Send me a message when you're done with one, if you like. I'm curious to see if reading a more recent 87 novel changes your opinion.
Thanks, Dana.
I did try Fat Ollie's Book. It's still not for me.
I think he started writing in the late 50's/ early 60's and I vividly remember him wearing a hat in one of his early books. Something more recent may well have a more contemporary feel to it, although you might struggle with the lives of ongoing characters. I'd be intrerested in reading your thoughts if you read McBain again too.
Last year (I think) a book of Ed McBain short stories came out, Learning to Kill, and many are terrific. He also wrote a great introduction giving a lot of background on the stories and the world of short story writing at the time.

I think Dana's right, Ed McBain, for all his success is underrated. A lot of those short stories look a lot more deeply into the 'bad guys' than most crime fiction of the time did, and the idea of the loose series - major characters in one book being minor characters in others - seems ahead of its time as it's really taking off now.
I'm doing a series, and I don't know if should ever kill off the main character. As long as the stories stay interesting, fresh, and the character's development continues to grow, I don't have any reason to send him to an early grave. I'm also a avid reader. Lee Child and his Jack Reacher books are among my favorites in a series. I always feel like i'm reading him for the first time each time I pick up a Lee Child novel. I can always come up with new situations for my character Derrick Sweat to conquer. I'm not shink, but it's fun.
I'm not a writer, so I can only comment from a reader's perspective. If you think your character still has things to say and some evolving to do then why kill him off? It's writers whose characters stay the same from book to book where only the names really change in the plots who need to put their people six feet under.
When I like a series, it becomes an auto-buy for me, even if I'm not keeping up with the reading. All the books on my Christmas list this year were continuations of mystery series: I've got some tasty reading ahead. :-)

If I like an author enough, I'll buy anything else he or she writes: examples, Dana Stabenow's recent thriller, and her sci fi trilogy from years back. Marcia Muller's POINT DECEPTION and its sequel. Mainly, I'm a completist collector.

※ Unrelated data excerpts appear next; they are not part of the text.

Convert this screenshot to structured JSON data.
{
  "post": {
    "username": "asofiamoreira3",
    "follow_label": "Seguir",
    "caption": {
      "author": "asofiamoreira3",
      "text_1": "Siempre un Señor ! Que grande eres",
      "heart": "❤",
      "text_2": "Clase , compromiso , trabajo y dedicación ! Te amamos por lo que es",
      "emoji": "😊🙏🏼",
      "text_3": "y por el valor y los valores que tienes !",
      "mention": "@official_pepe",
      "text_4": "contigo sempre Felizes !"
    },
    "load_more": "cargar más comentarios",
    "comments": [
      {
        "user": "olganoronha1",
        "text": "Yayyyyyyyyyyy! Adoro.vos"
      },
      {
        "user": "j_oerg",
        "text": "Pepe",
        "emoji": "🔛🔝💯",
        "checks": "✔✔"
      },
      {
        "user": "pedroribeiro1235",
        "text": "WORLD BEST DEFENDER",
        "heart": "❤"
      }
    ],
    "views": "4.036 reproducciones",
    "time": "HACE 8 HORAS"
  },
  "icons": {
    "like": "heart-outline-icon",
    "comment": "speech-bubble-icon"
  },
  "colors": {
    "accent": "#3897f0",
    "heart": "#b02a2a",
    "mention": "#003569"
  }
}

If I know that a writer is going to kill off his main character in a series that I like, I stop liking the series. I can't enjoy losing a character I care about.
Good God, I hope millions of readers believe they should go on and on. As a writer of a series featuring Mike Shepherd Chicago PI, I dearly wish readers are clamoring for number twenty-two when I get to number twenty-one. I have found many series tend to become stale before they disappear. Those already mentioned being exceptions. The main point, I think, for a series is that the characters evolve and change with the times.
I started my PI series with three books in mind as I figured it would take that many to get my alter ego out of my head. My first book is self-published and the process nearly destroyed my alter ego. Now that I'm well into the second, he's come alive again and I'm having a ball. Oh yeah, I will never self-publish again as the marketing work is too demanding.
Sorry yall. I love Cornwell and Evanovich ESPECIALLY because of the sameness from book to book. I know that the characters will be the same. It's like pulling on a comfy pair of jeans. I know that the place I will be led through the continuing series by these two authors is going to be different, but the similarities (places, people, situations)are still there, (the same jeans). That is what made me buy ALL their books.

I love series.
I have books by both authors and I have to say of the two, Janet Evanovich is my favorite. I thought I had started to see Stephanie Plum evolve. Maybe not.